Persistent Clustered Main Memory Index for Accelerating k-NN Queries on High Dimensional Datasets

Lijuan Zhang, New Jersey Institute of Technology
Alexander Thomasian, New Jersey Institute of Technology

Similarity search implemented via k-Nearest-Neighbor (k-NN) queries is an extremely useful paradigm in content based image retrieval (CBIR), which is costly on high-dimensional indices due to the curse of dimensionality. We improve k-NN query processing by utilizing the double filltering effect of clustering and indexing on a persistent version of the Ordered-Partition tree (OP-tree) index, which is highly effficient in processing k-NN queries.

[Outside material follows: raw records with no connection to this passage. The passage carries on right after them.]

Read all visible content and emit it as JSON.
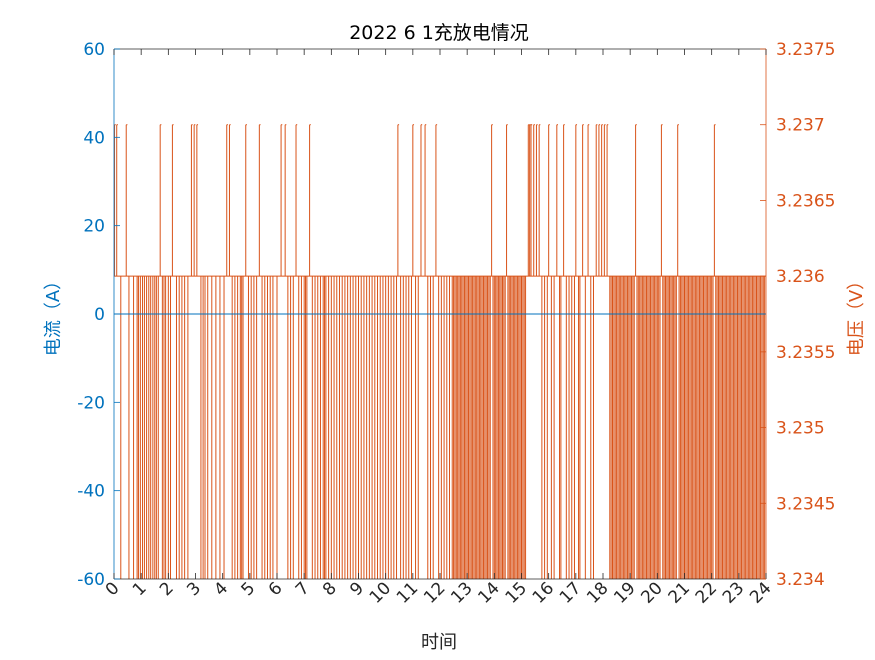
{
  "chart_data": {
    "type": "line",
    "title": "2022   6   1充放电情况",
    "xlabel": "时间",
    "ylabel_left": "电流（A）",
    "ylabel_right": "电压（V）",
    "xlim": [
      0,
      24
    ],
    "x_ticks": [
      0,
      1,
      2,
      3,
      4,
      5,
      6,
      7,
      8,
      9,
      10,
      11,
      12,
      13,
      14,
      15,
      16,
      17,
      18,
      19,
      20,
      21,
      22,
      23,
      24
    ],
    "ylim_left": [
      -60,
      60
    ],
    "y_ticks_left": [
      -60,
      -40,
      -20,
      0,
      20,
      40,
      60
    ],
    "ylim_right": [
      3.234,
      3.2375
    ],
    "y_ticks_right": [
      "3.234",
      "3.2345",
      "3.235",
      "3.2355",
      "3.236",
      "3.2365",
      "3.237",
      "3.2375"
    ],
    "grid": false,
    "colors": {
      "left_axis": "#0072BD",
      "right_axis": "#D95319",
      "title": "#000000"
    },
    "series": [
      {
        "axis": "left",
        "color": "#0072BD",
        "x": [
          0,
          24
        ],
        "values": [
          0,
          0
        ]
      },
      {
        "axis": "right",
        "color": "#D95319",
        "high_value": 3.237,
        "base_value": 3.236,
        "low_value": 3.234,
        "x_high": [
          0.02,
          0.1,
          0.45,
          1.7,
          2.15,
          2.85,
          2.95,
          3.05,
          4.15,
          4.25,
          4.85,
          5.35,
          6.15,
          6.3,
          6.7,
          7.2,
          10.45,
          11.0,
          11.3,
          11.45,
          11.85,
          13.9,
          14.45,
          15.25,
          15.3,
          15.35,
          15.45,
          15.55,
          15.65,
          16.0,
          16.3,
          16.55,
          17.0,
          17.25,
          17.45,
          17.75,
          17.85,
          17.95,
          18.05,
          18.15,
          19.2,
          20.15,
          20.75,
          22.1
        ],
        "x_low": [
          0.25,
          0.55,
          0.72,
          0.85,
          0.9,
          0.97,
          1.05,
          1.12,
          1.2,
          1.28,
          1.35,
          1.43,
          1.5,
          1.56,
          1.63,
          1.78,
          1.84,
          1.9,
          2.0,
          2.08,
          2.3,
          2.4,
          2.5,
          2.6,
          2.72,
          3.2,
          3.28,
          3.35,
          3.45,
          3.6,
          3.75,
          3.9,
          4.05,
          4.35,
          4.45,
          4.55,
          4.65,
          4.7,
          4.75,
          4.95,
          5.05,
          5.15,
          5.25,
          5.45,
          5.55,
          5.65,
          5.75,
          5.85,
          6.0,
          6.4,
          6.5,
          6.6,
          6.8,
          6.9,
          7.0,
          7.05,
          7.1,
          7.3,
          7.4,
          7.5,
          7.6,
          7.7,
          7.75,
          7.8,
          7.9,
          8.0,
          8.1,
          8.2,
          8.3,
          8.4,
          8.5,
          8.6,
          8.7,
          8.8,
          8.9,
          9.0,
          9.1,
          9.2,
          9.3,
          9.4,
          9.5,
          9.6,
          9.7,
          9.8,
          9.9,
          10.0,
          10.1,
          10.2,
          10.3,
          10.4,
          10.55,
          10.65,
          10.75,
          10.85,
          10.95,
          11.1,
          11.2,
          11.55,
          11.65,
          11.75,
          11.95,
          12.05,
          12.15,
          12.25,
          12.35,
          12.45,
          12.5,
          12.55,
          12.6,
          12.65,
          12.7,
          12.75,
          12.8,
          12.85,
          12.9,
          12.95,
          13.0,
          13.05,
          13.1,
          13.15,
          13.2,
          13.25,
          13.3,
          13.35,
          13.4,
          13.45,
          13.5,
          13.55,
          13.6,
          13.65,
          13.7,
          13.75,
          13.8,
          13.85,
          13.95,
          14.0,
          14.05,
          14.1,
          14.15,
          14.2,
          14.25,
          14.3,
          14.35,
          14.4,
          14.5,
          14.55,
          14.6,
          14.65,
          14.7,
          14.75,
          14.8,
          14.85,
          14.9,
          14.95,
          15.0,
          15.05,
          15.1,
          15.15,
          15.75,
          15.85,
          15.95,
          16.1,
          16.2,
          16.4,
          16.45,
          16.65,
          16.75,
          16.85,
          16.95,
          17.1,
          17.15,
          17.35,
          17.55,
          17.65,
          18.25,
          18.3,
          18.35,
          18.4,
          18.45,
          18.5,
          18.55,
          18.6,
          18.65,
          18.7,
          18.75,
          18.8,
          18.85,
          18.9,
          18.95,
          19.0,
          19.05,
          19.1,
          19.15,
          19.25,
          19.3,
          19.35,
          19.4,
          19.45,
          19.5,
          19.55,
          19.6,
          19.65,
          19.7,
          19.75,
          19.8,
          19.85,
          19.9,
          19.95,
          20.0,
          20.05,
          20.1,
          20.2,
          20.25,
          20.3,
          20.35,
          20.4,
          20.45,
          20.5,
          20.55,
          20.6,
          20.65,
          20.7,
          20.8,
          20.85,
          20.9,
          20.95,
          21.0,
          21.05,
          21.1,
          21.15,
          21.2,
          21.25,
          21.3,
          21.35,
          21.4,
          21.45,
          21.5,
          21.55,
          21.6,
          21.65,
          21.7,
          21.75,
          21.8,
          21.85,
          21.9,
          21.95,
          22.0,
          22.05,
          22.15,
          22.2,
          22.25,
          22.3,
          22.35,
          22.4,
          22.45,
          22.5,
          22.55,
          22.6,
          22.65,
          22.7,
          22.75,
          22.8,
          22.85,
          22.9,
          22.95,
          23.0,
          23.05,
          23.1,
          23.15,
          23.2,
          23.25,
          23.3,
          23.35,
          23.4,
          23.45,
          23.5,
          23.55,
          23.6,
          23.65,
          23.7,
          23.75,
          23.8,
          23.85,
          23.9,
          23.95
        ]
      }
    ]
  }
}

The OP-tree is made persistent by writing it onto disk after serialization, i.e. arranging its nodes into contiguous memory locations, so that the high transfer rate of modern disk drives is exploited. We first report experimental results to optimize OP-tree parameters. We then compare OP-trees and sequential scans with options for the Karhunen-Loľeve transform and Euclidean distance calculation. Comparisons against OMNI-based sequential scan are also reported. We finally compare a clustered and persistent version of the OP-tree against a clustered version of the SR-tree and the VA-File method. It is observed that the OP-tree index outperforms the other two methods and that the improvement increases with the number of dimensions.